Would you like fries with that?

Read the memory method thread. You'll find what you want.


----------



## afrizal (Jan 11, 2011)

letter is the best.


----------



## Cubenovice (Jan 11, 2011)

visual BH with fries


----------



## Tyjet66 (Jan 11, 2011)

So you don't want story/journey/roman room methods, go for letters or visual. Main thing here is practice!


----------



## tim (Jan 11, 2011)

aronpm said:


> Read the memory method thread. You'll find what you want.



That's 531 posts full of unstructured information. No one wants to read it.



afrizal said:


> letter is the best.



How do you define "best"? And "letter" is not even a memo method btw.



Tyjet66 said:


> Main thing here is practice!


 
This.


----------



## CubeLord (Jan 11, 2011)

what's visual BH


----------



## cisco (Jan 11, 2011)

a joke

or... just memorize it (w/o method) and solve it (freestyle)


----------



## RyanReese09 (Jan 11, 2011)

tim said:


> That's 531 posts full of unstructured information. No one wants to read it.


 
It's certainly interesting to read, I read through all of it ~ 1 month ago. 

If you don't want many images needed, just use a letter pair list, and that way you can memorize edges easy. I use roman rooms, I use locations in my room to memo. Each location has 2 images interacting. In one location, using a letter pair list, you can memorize 4 edges in that one spot, using only 2 images created in that one location.
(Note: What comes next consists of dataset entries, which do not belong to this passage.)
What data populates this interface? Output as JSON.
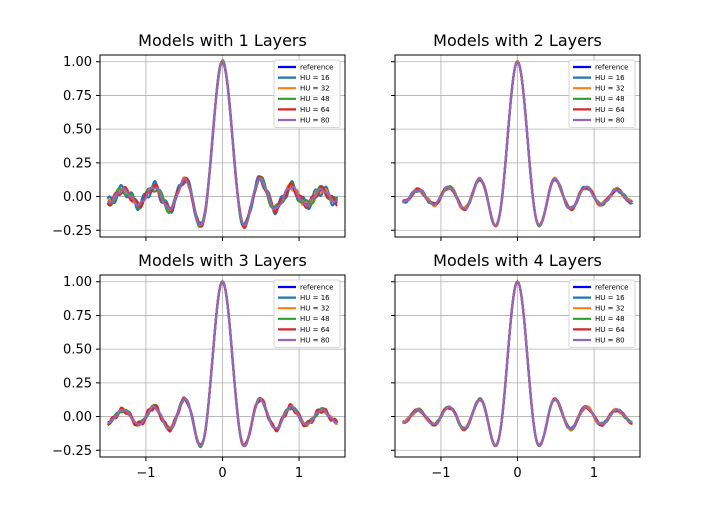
{
  "chart_data": {
    "type": "line",
    "function": "sinc",
    "xlim": [
      -1.6,
      1.6
    ],
    "ylim": [
      -0.3,
      1.05
    ],
    "xticks": [
      -1,
      0,
      1
    ],
    "xtick_labels": [
      "−1",
      "0",
      "1"
    ],
    "yticks": [
      1.0,
      0.75,
      0.5,
      0.25,
      0.0,
      -0.25
    ],
    "ytick_labels": [
      "1.00",
      "0.75",
      "0.50",
      "0.25",
      "0.00",
      "−0.25"
    ],
    "grid": true,
    "legend_position": "upper right",
    "x_domain": [
      -1.5,
      1.5
    ],
    "panels": [
      {
        "title": "Models with 1 Layers",
        "series": [
          {
            "name": "reference",
            "color": "#0000ff",
            "amp": 0.0,
            "freq": 0
          },
          {
            "name": "HU = 16",
            "color": "#1f77b4",
            "amp": 0.04,
            "freq": 6.7
          },
          {
            "name": "HU = 32",
            "color": "#ff7f0e",
            "amp": 0.02,
            "freq": 8.1
          },
          {
            "name": "HU = 48",
            "color": "#2ca02c",
            "amp": 0.03,
            "freq": 5.3
          },
          {
            "name": "HU = 64",
            "color": "#d62728",
            "amp": 0.025,
            "freq": 7.4
          },
          {
            "name": "HU = 80",
            "color": "#9467bd",
            "amp": 0.01,
            "freq": 9.0
          }
        ]
      },
      {
        "title": "Models with 2 Layers",
        "series": [
          {
            "name": "reference",
            "color": "#0000ff",
            "amp": 0.0,
            "freq": 0
          },
          {
            "name": "HU = 16",
            "color": "#1f77b4",
            "amp": 0.012,
            "freq": 7.2
          },
          {
            "name": "HU = 32",
            "color": "#ff7f0e",
            "amp": 0.015,
            "freq": 6.1
          },
          {
            "name": "HU = 48",
            "color": "#2ca02c",
            "amp": 0.008,
            "freq": 8.3
          },
          {
            "name": "HU = 64",
            "color": "#d62728",
            "amp": 0.01,
            "freq": 5.7
          },
          {
            "name": "HU = 80",
            "color": "#9467bd",
            "amp": 0.005,
            "freq": 9.2
          }
        ]
      },
      {
        "title": "Models with 3 Layers",
        "series": [
          {
            "name": "reference",
            "color": "#0000ff",
            "amp": 0.0,
            "freq": 0
          },
          {
            "name": "HU = 16",
            "color": "#1f77b4",
            "amp": 0.01,
            "freq": 6.4
          },
          {
            "name": "HU = 32",
            "color": "#ff7f0e",
            "amp": 0.012,
            "freq": 7.7
          },
          {
            "name": "HU = 48",
            "color": "#2ca02c",
            "amp": 0.015,
            "freq": 5.9
          },
          {
            "name": "HU = 64",
            "color": "#d62728",
            "amp": 0.02,
            "freq": 8.6
          },
          {
            "name": "HU = 80",
            "color": "#9467bd",
            "amp": 0.005,
            "freq": 9.4
          }
        ]
      },
      {
        "title": "Models with 4 Layers",
        "series": [
          {
            "name": "reference",
            "color": "#0000ff",
            "amp": 0.0,
            "freq": 0
          },
          {
            "name": "HU = 16",
            "color": "#1f77b4",
            "amp": 0.008,
            "freq": 7.1
          },
          {
            "name": "HU = 32",
            "color": "#ff7f0e",
            "amp": 0.012,
            "freq": 6.3
          },
          {
            "name": "HU = 48",
            "color": "#2ca02c",
            "amp": 0.008,
            "freq": 8.8
          },
          {
            "name": "HU = 64",
            "color": "#d62728",
            "amp": 0.01,
            "freq": 5.5
          },
          {
            "name": "HU = 80",
            "color": "#9467bd",
            "amp": 0.004,
            "freq": 9.6
          }
        ]
      }
    ]
  }
}
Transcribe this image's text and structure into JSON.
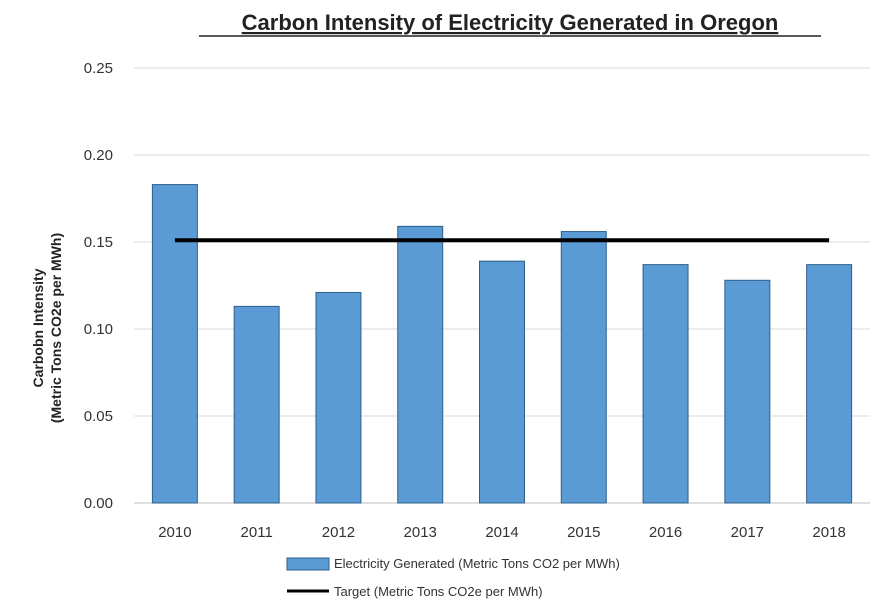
{
  "chart_data": {
    "type": "bar",
    "title": "Carbon Intensity of Electricity Generated in Oregon",
    "ylabel": [
      "Carbobn Intensity",
      "(Metric Tons CO2e per MWh)"
    ],
    "xlabel": "",
    "categories": [
      "2010",
      "2011",
      "2012",
      "2013",
      "2014",
      "2015",
      "2016",
      "2017",
      "2018"
    ],
    "ylim": [
      0,
      0.25
    ],
    "yticks": [
      "0.00",
      "0.05",
      "0.10",
      "0.15",
      "0.20",
      "0.25"
    ],
    "grid": true,
    "legend_position": "bottom",
    "series": [
      {
        "name": "Electricity Generated (Metric Tons CO2 per MWh)",
        "type": "bar",
        "color": "#5b9bd5",
        "values": [
          0.183,
          0.113,
          0.121,
          0.159,
          0.139,
          0.156,
          0.137,
          0.128,
          0.137
        ]
      },
      {
        "name": "Target (Metric Tons CO2e per MWh)",
        "type": "line",
        "color": "#000000",
        "value": 0.151
      }
    ]
  }
}
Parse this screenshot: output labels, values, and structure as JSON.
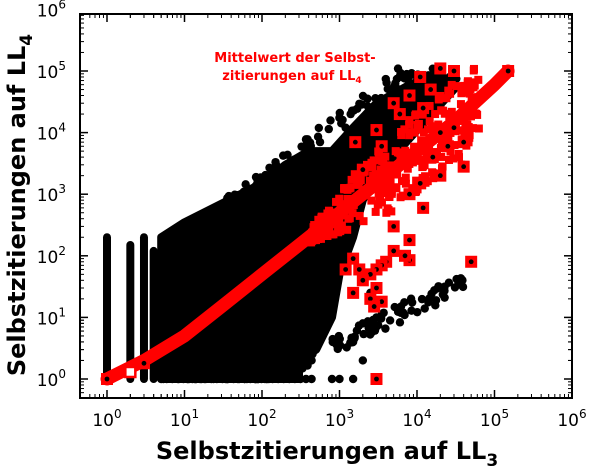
{
  "chart_data": {
    "type": "scatter",
    "xscale": "log",
    "yscale": "log",
    "xlim": [
      0.5,
      1000000
    ],
    "ylim": [
      0.5,
      1000000
    ],
    "xlabel": {
      "main": "Selbstzitierungen auf LL",
      "sub": "3"
    },
    "ylabel": {
      "main": "Selbstzitierungen auf LL",
      "sub": "4"
    },
    "annotation": {
      "line1": "Mittelwert der Selbst-",
      "line2": "zitierungen auf LL",
      "sub": "4"
    },
    "tick_labels": {
      "x": [
        {
          "value": 1,
          "base": "10",
          "exp": "0"
        },
        {
          "value": 10,
          "base": "10",
          "exp": "1"
        },
        {
          "value": 100,
          "base": "10",
          "exp": "2"
        },
        {
          "value": 1000,
          "base": "10",
          "exp": "3"
        },
        {
          "value": 10000,
          "base": "10",
          "exp": "4"
        },
        {
          "value": 100000,
          "base": "10",
          "exp": "5"
        },
        {
          "value": 1000000,
          "base": "10",
          "exp": "6"
        }
      ],
      "y": [
        {
          "value": 1,
          "base": "10",
          "exp": "0"
        },
        {
          "value": 10,
          "base": "10",
          "exp": "1"
        },
        {
          "value": 100,
          "base": "10",
          "exp": "2"
        },
        {
          "value": 1000,
          "base": "10",
          "exp": "3"
        },
        {
          "value": 10000,
          "base": "10",
          "exp": "4"
        },
        {
          "value": 100000,
          "base": "10",
          "exp": "5"
        },
        {
          "value": 1000000,
          "base": "10",
          "exp": "6"
        }
      ]
    },
    "series": [
      {
        "marker": "circle",
        "color": "#000000",
        "description_of_cloud": "individual points"
      },
      {
        "marker": "square",
        "color": "#ff0000",
        "description_of_cloud": "mean values"
      }
    ],
    "black_columns": [
      {
        "x": 1,
        "ymin": 1,
        "ymax": 200
      },
      {
        "x": 2,
        "ymin": 1,
        "ymax": 150
      },
      {
        "x": 3,
        "ymin": 1,
        "ymax": 200
      },
      {
        "x": 4,
        "ymin": 1,
        "ymax": 120
      }
    ],
    "black_cloud_outline": [
      [
        5,
        1
      ],
      [
        5,
        200
      ],
      [
        10,
        350
      ],
      [
        30,
        700
      ],
      [
        100,
        1500
      ],
      [
        200,
        3000
      ],
      [
        400,
        5000
      ],
      [
        800,
        5000
      ],
      [
        1500,
        12000
      ],
      [
        3000,
        30000
      ],
      [
        8000,
        60000
      ],
      [
        20000,
        90000
      ],
      [
        30000,
        50000
      ],
      [
        8000,
        8000
      ],
      [
        3000,
        2000
      ],
      [
        2000,
        800
      ],
      [
        1500,
        200
      ],
      [
        1000,
        50
      ],
      [
        800,
        10
      ],
      [
        500,
        3
      ],
      [
        300,
        2
      ],
      [
        300,
        1
      ]
    ],
    "black_outliers": [
      [
        3000,
        1
      ],
      [
        800,
        1
      ],
      [
        1000,
        1
      ],
      [
        1500,
        1
      ],
      [
        2000,
        2
      ],
      [
        1500,
        4
      ],
      [
        2000,
        8
      ],
      [
        3000,
        10
      ],
      [
        2500,
        25
      ],
      [
        1200,
        12000
      ],
      [
        1500,
        4000
      ],
      [
        1500,
        6000
      ],
      [
        40000,
        3000
      ]
    ],
    "red_band": [
      [
        1,
        1
      ],
      [
        3,
        2
      ],
      [
        10,
        5
      ],
      [
        30,
        15
      ],
      [
        100,
        50
      ],
      [
        300,
        150
      ],
      [
        1000,
        500
      ],
      [
        3000,
        1500
      ],
      [
        10000,
        5000
      ],
      [
        30000,
        15000
      ],
      [
        100000,
        60000
      ],
      [
        150000,
        100000
      ]
    ],
    "red_squares": [
      [
        1,
        1
      ],
      [
        2,
        1.3
      ],
      [
        3,
        1.8
      ],
      [
        150000,
        100000
      ],
      [
        50000,
        80
      ],
      [
        3000,
        1
      ],
      [
        40000,
        2800
      ],
      [
        20000,
        110000
      ],
      [
        30000,
        100000
      ],
      [
        11000,
        80000
      ],
      [
        8000,
        40000
      ],
      [
        5000,
        30000
      ],
      [
        15000,
        50000
      ],
      [
        12000,
        25000
      ],
      [
        6000,
        20000
      ],
      [
        3000,
        11000
      ],
      [
        20000,
        10000
      ],
      [
        30000,
        12000
      ],
      [
        40000,
        7000
      ],
      [
        25000,
        6000
      ],
      [
        16000,
        4000
      ],
      [
        20000,
        2000
      ],
      [
        11000,
        1500
      ],
      [
        8000,
        1000
      ],
      [
        12000,
        600
      ],
      [
        5000,
        300
      ],
      [
        8000,
        180
      ],
      [
        8000,
        85
      ],
      [
        7000,
        100
      ],
      [
        5000,
        120
      ],
      [
        4000,
        80
      ],
      [
        3500,
        70
      ],
      [
        3000,
        60
      ],
      [
        2500,
        50
      ],
      [
        2000,
        40
      ],
      [
        3000,
        30
      ],
      [
        2500,
        20
      ],
      [
        3500,
        18
      ],
      [
        2800,
        15
      ],
      [
        1500,
        25
      ],
      [
        1800,
        60
      ],
      [
        1200,
        60
      ],
      [
        1500,
        90
      ],
      [
        1600,
        7000
      ],
      [
        3500,
        6000
      ],
      [
        2000,
        2500
      ]
    ]
  }
}
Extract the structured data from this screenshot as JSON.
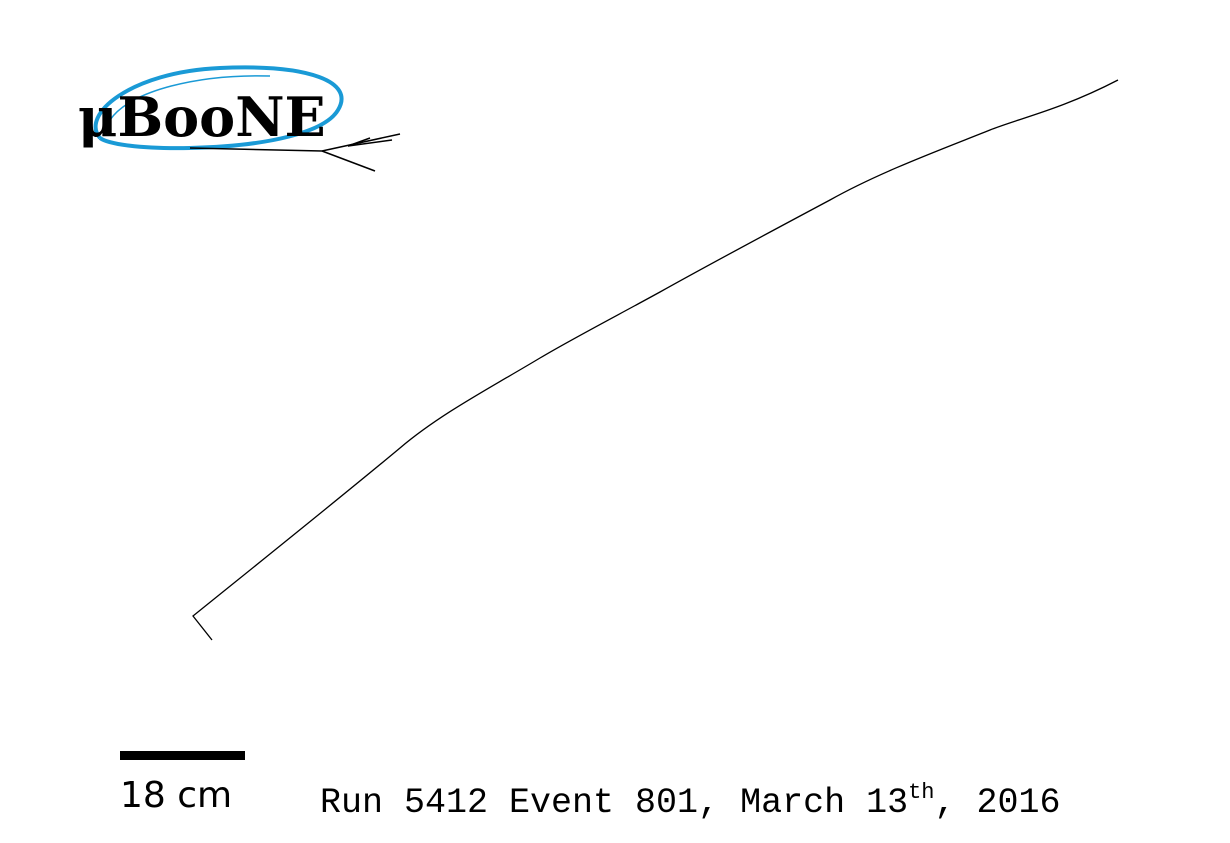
{
  "logo": {
    "text": "μBooNE",
    "accent_color": "#1a9ad6"
  },
  "track": {
    "color": "#000000"
  },
  "scale": {
    "label": "18 cm"
  },
  "caption": {
    "prefix": "Run 5412 Event 801, March 13",
    "superscript": "th",
    "suffix": ", 2016"
  }
}
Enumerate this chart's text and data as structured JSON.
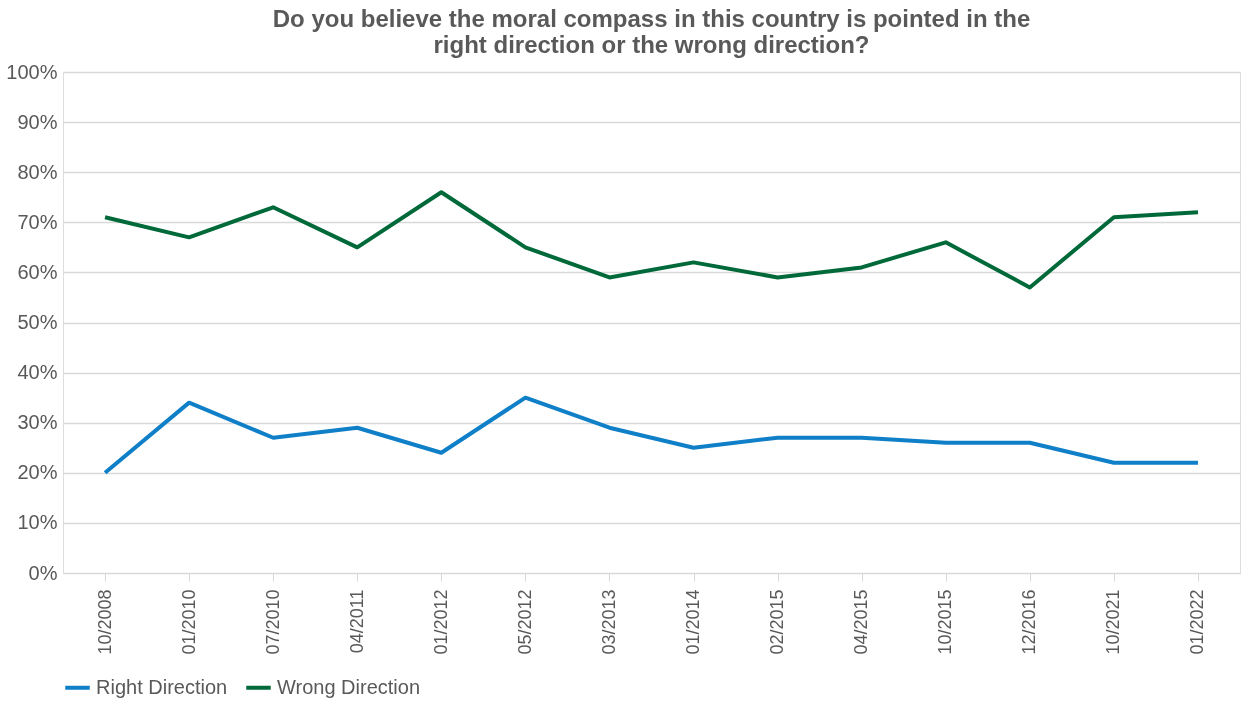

So you'd only need 3 locations, give or take, for edges, and I'd use auditory for corners, allows for sub10 memo with a lot of practice.

It's also great for multi.


----------



## Zane_C (Jan 12, 2011)

CubeLord said:


> what's visual BH


BH is an efficient solving method, which is not what your asking for:
Auditory pairs for edges are popular; that is group two letters together to form a single word/sound and just repeat it to yourself until you've memorised all the pairs.
Corners can be done visually, but a lot of people use letter for these too. However, if you're going to use letters for the corners too - you may want to make coherent sentences for the edges as it might get a little confusing. The quotes below have nothing to do with this paragraph.



RyanReese09 said:


> allows for sub10 memo with a lot of practice.


I'm sure you can do a lot of things with "a lot of practice".
EDIT: It appears you meant sub-10 corner memo, sub-5 is doable.


RyanReese09 said:


> It's also great for multi.


I very much agree with this, under the assumption you ditch auditory corners and memorise the same as the edges.


----------